JAKARTA, RADARCIREBON.ID- Masalah perpanjangan jabatan kepala desa, masih menjadi wacana publik. Pro dan kontra terus terjadi soal rencana jabatan kepala desa menjadi sembilan tahun ini.
Seperti yang disampaikan, Peneliti Riset Politik di Badan Riset dan Inovasi Nasional (BRIN) Profesor Siti Zuhro. Ia berpendapat ada kepentingan partai politik di balik rencana perpanjangan masa jabatan kepala desa tersebut.
” Saya lihat ada kepentingan politik dari partai tertentu untuk pemenangan Pemilu 2024,” tegas pakar otonomi daerah ini.
Baca Juga:Ini Fakta Kaesang Siap Maju Dalam Pilkada 2024Kaesang Siap Terjun ke Politik, Inilah Partai yang Menerimanya
Siti menambahkan, parpol mau memberikan dukungan dengan imbal balik mendapatkan suara pemilih desa saat Pemilu 2024. Ini jelas, tidak baik ada berter kepentingan, agar memenangkan sala satu partai dalam pemilu nanti.
Ia sangat pun menyesalkan langkah parpol yang berupaya menarik kades ke ranah politik elektoral demi memenangkan pemilu. Hal ini akan merusak tatanan desa.
Lebih jauh Siti menambahkan, perubahan masa jabatan tidak boleh ujug-ujug, namun, harus jelas kajiannya. Dibuat dulu naskah akademiknya, apakah rasionalisasinya.
“Argumentasinya apa alasan empirik seperti apa, terus bagaimana dampak-dampaknya,” terangnya.
Secara pribadi, kata Siti masa jabatan selama 9 tahun terlampau lama. Apalagi, dalam berbagai formulasi di berbagai tempat, periode kekuasaan yang jamak adalah empat hingga lima tahun. Esensi kesuksesan kepemimpinan pada efisiensi kepemimpinanya, bukan pada durasi.
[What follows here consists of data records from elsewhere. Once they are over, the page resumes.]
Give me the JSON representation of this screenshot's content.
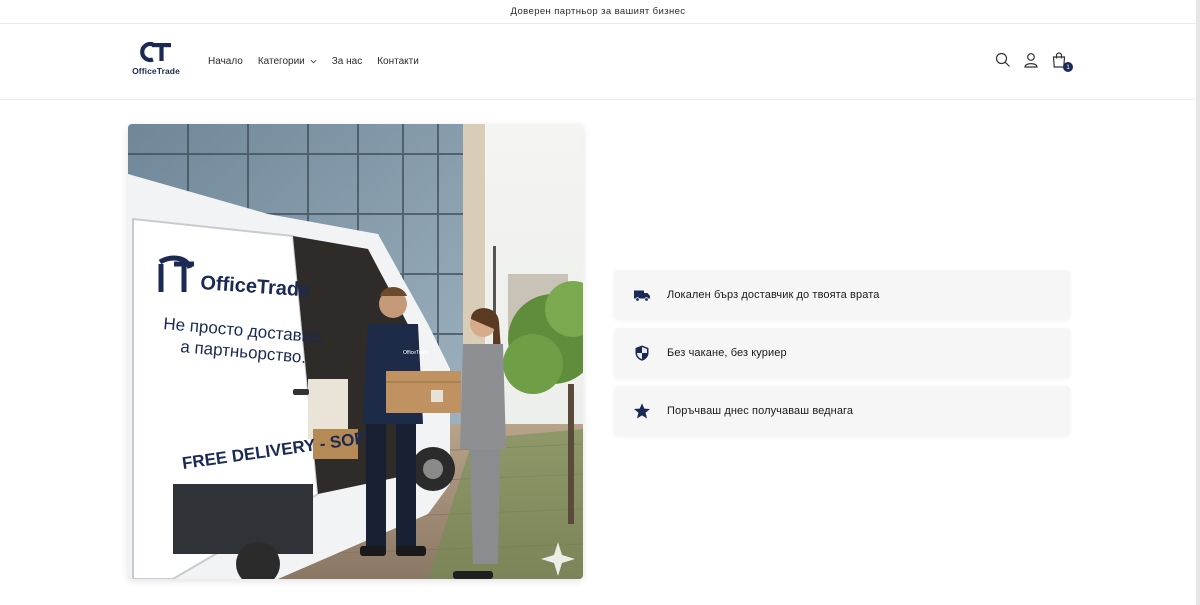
{
  "announcement": {
    "text": "Доверен партньор за вашият бизнес"
  },
  "brand": {
    "name": "OfficeTrade",
    "mark": "CT",
    "color": "#1b2a55"
  },
  "nav": {
    "items": [
      {
        "label": "Начало"
      },
      {
        "label": "Категории",
        "has_dropdown": true
      },
      {
        "label": "За нас"
      },
      {
        "label": "Контакти"
      }
    ]
  },
  "header_icons": {
    "search": "search-icon",
    "account": "user-icon",
    "cart": "shopping-bag-icon",
    "cart_count": "1"
  },
  "hero": {
    "van_brand": "OfficeTrade",
    "van_tagline_1": "Не просто доставка,",
    "van_tagline_2": "а партньорство.",
    "van_delivery": "FREE DELIVERY - SOFIA",
    "shirt_brand": "OfficeTrade"
  },
  "features": [
    {
      "icon": "truck-icon",
      "text": "Локален бърз доставчик до твоята врата"
    },
    {
      "icon": "shield-icon",
      "text": "Без чакане, без куриер"
    },
    {
      "icon": "star-icon",
      "text": "Поръчваш днес получаваш веднага"
    }
  ]
}
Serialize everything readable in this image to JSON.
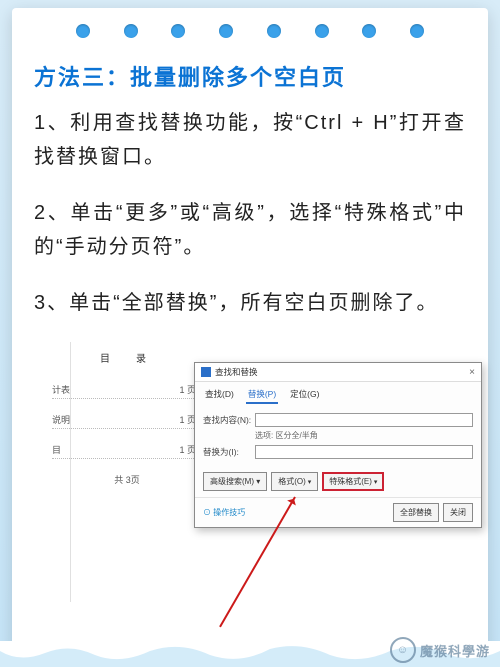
{
  "title": "方法三：批量删除多个空白页",
  "paragraphs": [
    "1、利用查找替换功能，按“Ctrl + H”打开查找替换窗口。",
    "2、单击“更多”或“高级”，选择“特殊格式”中的“手动分页符”。",
    "3、单击“全部替换”，所有空白页删除了。"
  ],
  "doc": {
    "toc_title": "目　录",
    "rows": [
      {
        "k": "计表",
        "v": "1 页"
      },
      {
        "k": "说明",
        "v": "1 页"
      },
      {
        "k": "目",
        "v": "1 页"
      }
    ],
    "total": "共 3页"
  },
  "dialog": {
    "title": "查找和替换",
    "tabs": [
      "查找(D)",
      "替换(P)",
      "定位(G)"
    ],
    "find_label": "查找内容(N):",
    "options_label": "选项:",
    "options_value": "区分全/半角",
    "replace_label": "替换为(I):",
    "btn_more": "高级搜索(M) ▾",
    "btn_format": "格式(O)",
    "btn_special": "特殊格式(E)",
    "tips": "⊙ 操作技巧",
    "btn_replace_all": "全部替换",
    "btn_close": "关闭"
  },
  "brand": "魔猴科學游"
}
Publik menilai semakin lama jabatan kepala desa akan berdampak pada regenerasi desa yang terhambat. Selain itu yang paling manakutkan adalah potensi korupsi yang bisa saja terjadi ketika jabatan kepala desa semakin panjang.
Bahkan, menurut catatan di KPK selama kurang lebih sembilan tahun, ada sebanyak 686 pejabat di tingkat pemerintah desa yang ditangkap KPK. Ini sangat mengerikan, Ketika jabatan kepala desa diperpanjang.
Wakil Ketua Komisi II Junimart Girsang menambahakan, perubahan masa jabatan Kades tersebut memang harus dikaji mendalam. Tidak efektifnya pemerintahan desa disebabkan durasi atau justru kapasitas kepemimpinan?